Dalam mengamati laporan tentang Negara Maritim Minim kapal, blogger  merasa bahwa staf peneliti Kompas kurang lengkap dalam mengumpulkan bahan, utamanya untuk mengisi bahasan di bawah sub judul “Galangan Kapal”. Bahasan di bawah sub judul tersebut  hanya melaporkan tentang fasilitas docking kapal dan terlupa tentang pembangunan kapal baru. Telah beberapa kali saya laporkan dalam blog ini, biaya pembangunan kapal baru di galangan Indonesia memang sangat, sangat mahal karena galangan Indonesia, sekalipun telah menerapkan metode kerja pembangunan kapal per modul namun tiap galangan “bekerja mandiri” yaitu satu galangan membangun kapal dari mulai menyiapkan modul, “menyambungnya” menjadi satu unit kapal utuh, dikerjakan sendiri saja sehingga masa pembangunan tetap lama (satu tahun atau lebih lama). Biaya modal bagi pembangunan menjadi mahal.

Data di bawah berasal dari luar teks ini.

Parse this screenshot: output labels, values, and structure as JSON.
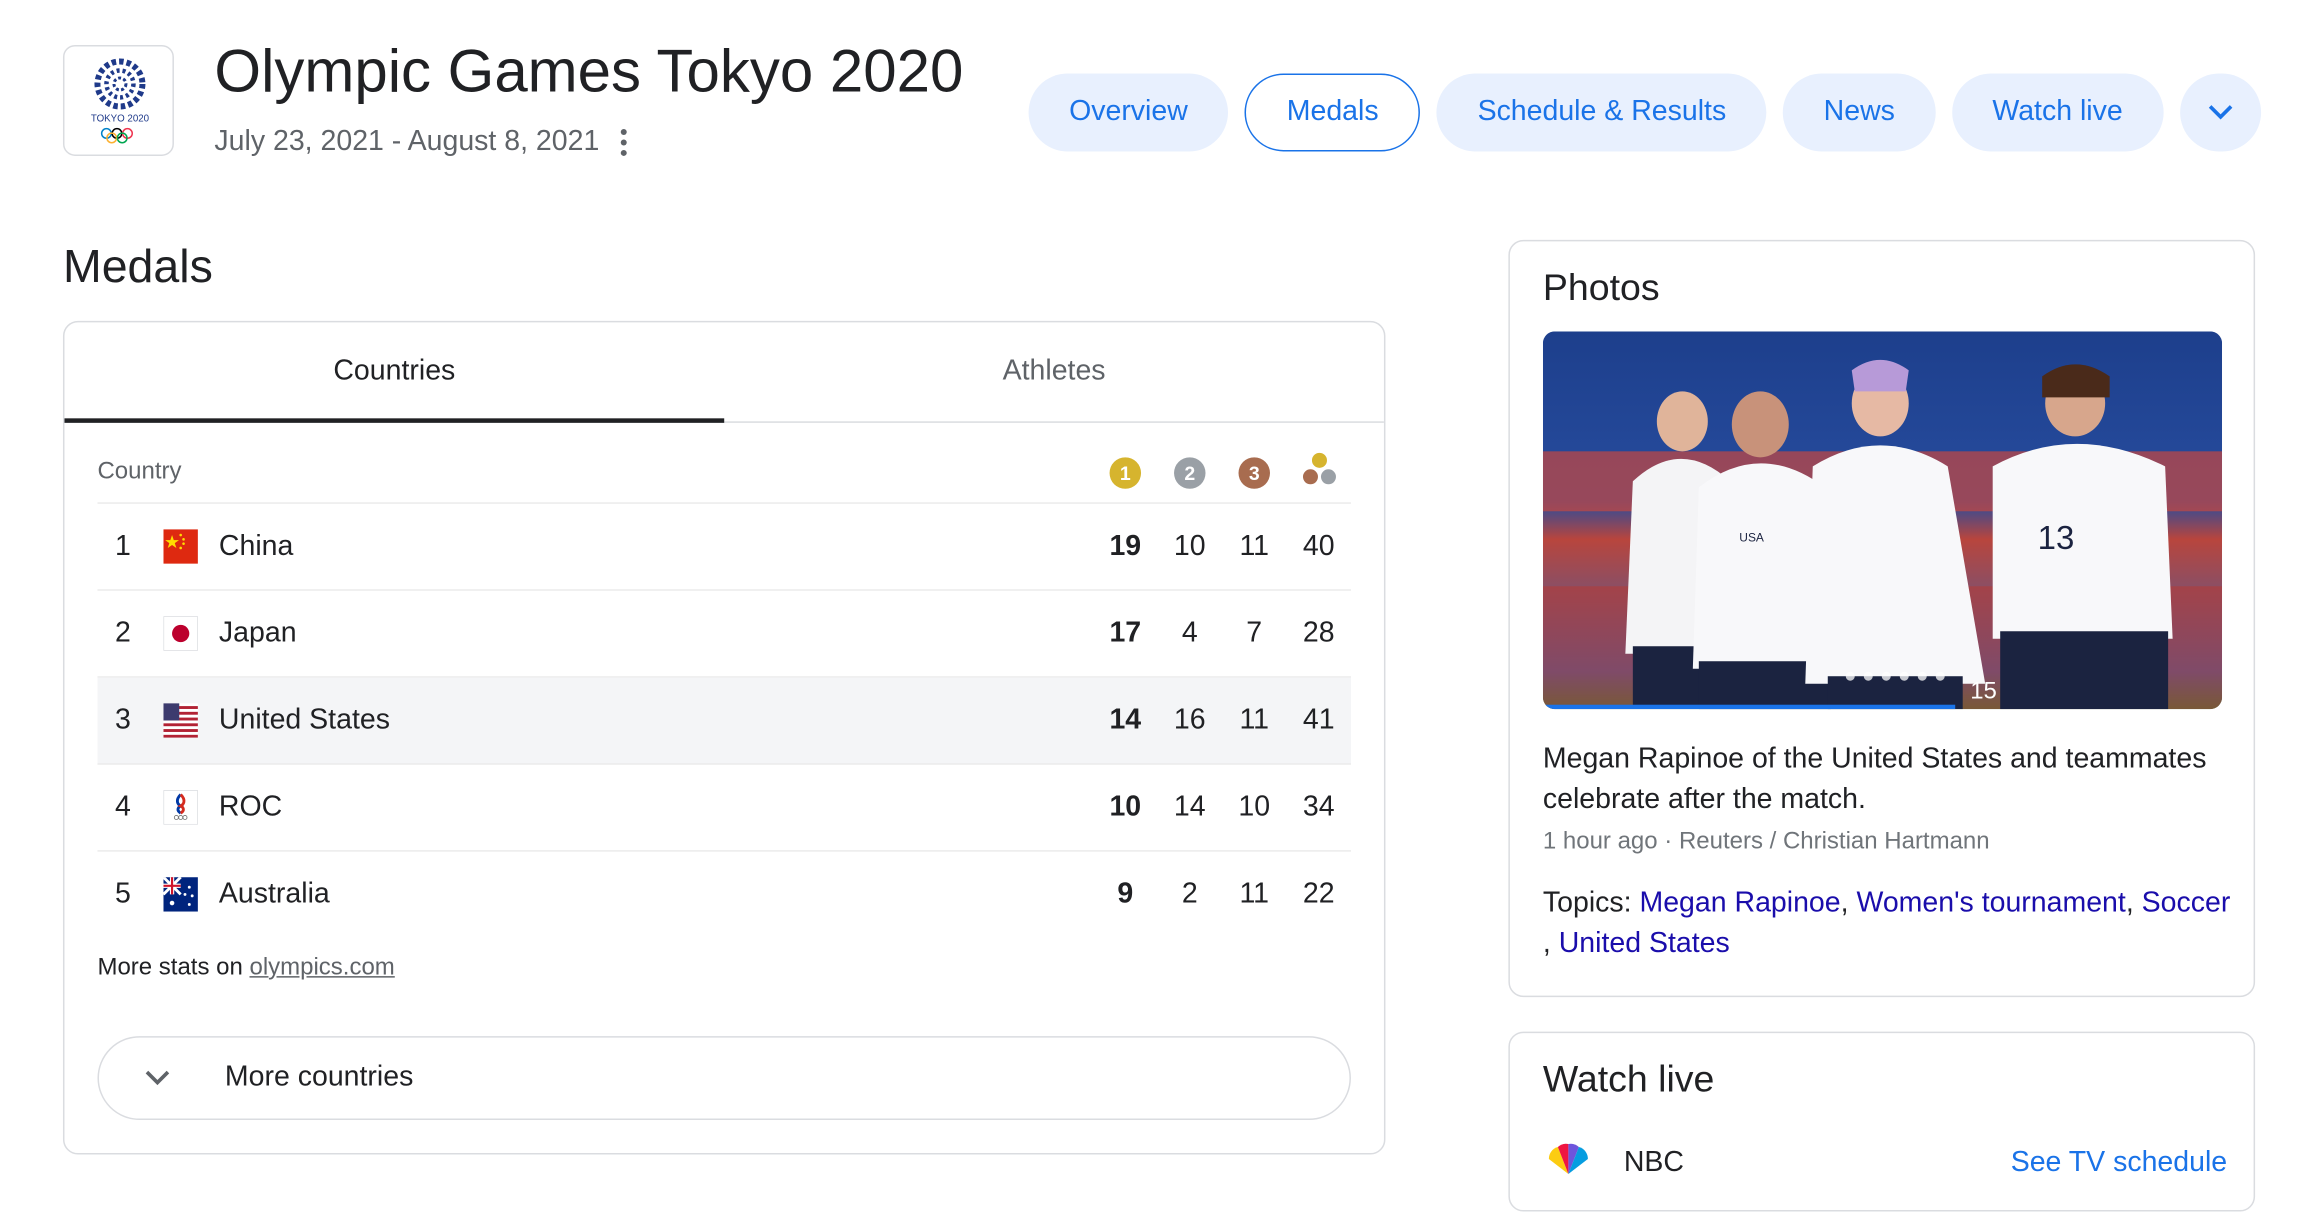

Ini berbeda dengan metode yang diterapkan pada Negara-negara maritime maju, yang sejak lama menerapkan metode kerja “secara keroyokan”: satu unit kapal yang dipesan, dikerjakan oleh lima atau empat galangan yang masing-masing mengerjakan satu modul kapal selama tiga bulan, lalu diantarkan kepada “galangan penyambung” yang akan mempersatukan semua modul menjadi kapal yang utuh dalam waktu satu bulan. Pada akhir bulan keempat mesin-mesin kapal yang sudah dipesan secara terpisah, dipasang di kapal, juga dalam waktu satu bulan. Ditambah satu bulan lagi untuk “sea trial” dan sertifikasi kapal  maka pada akhir bulan keenam kapal sudah dapat diserahkan kepada pemesan.

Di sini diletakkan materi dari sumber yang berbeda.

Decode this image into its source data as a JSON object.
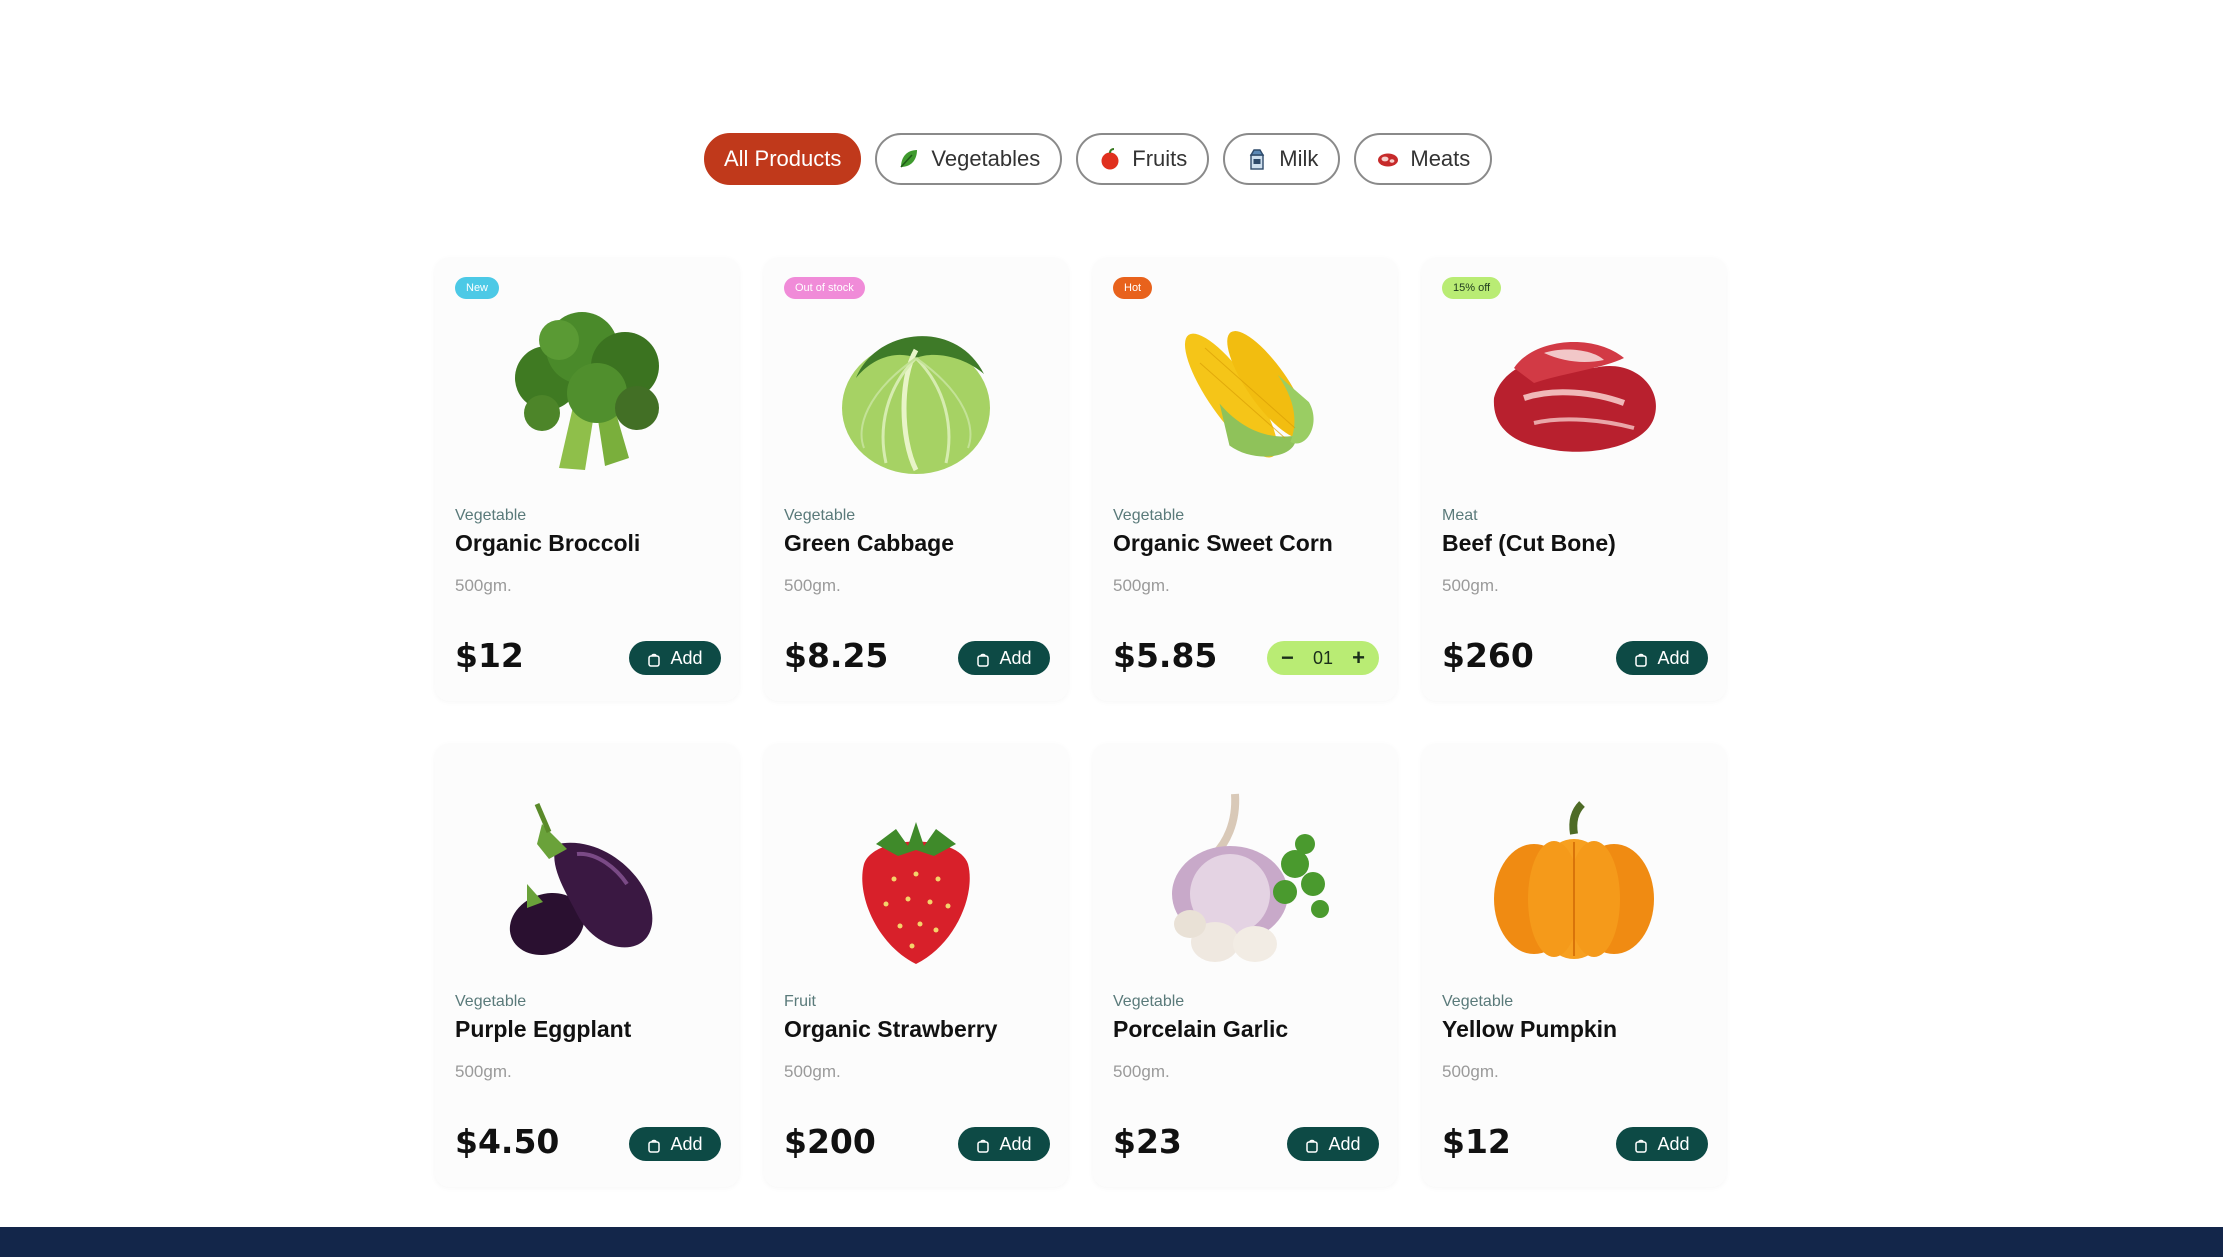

Pembangunan kapal baru selalu melibatkan penyandang dana berbagai fungsi pemberian kredit; tidak ada pemesan kapal yang mendanai pembangunan kapal baru dengan dana sendiri (equity capital), semua menggunakan dana dari kredit investasi atau kredit hipotik kapal, menggunakan bentuk hire purchase (sewa beli) atau gabungan berbagai bentuk kredit yang lazim digunakan dalam bisnis. Kalau masa pembangunan hanya enam bulan, bunga modal yang harus dibayar tentunya jauh lebih rendah daripada satu ahun atau lebih.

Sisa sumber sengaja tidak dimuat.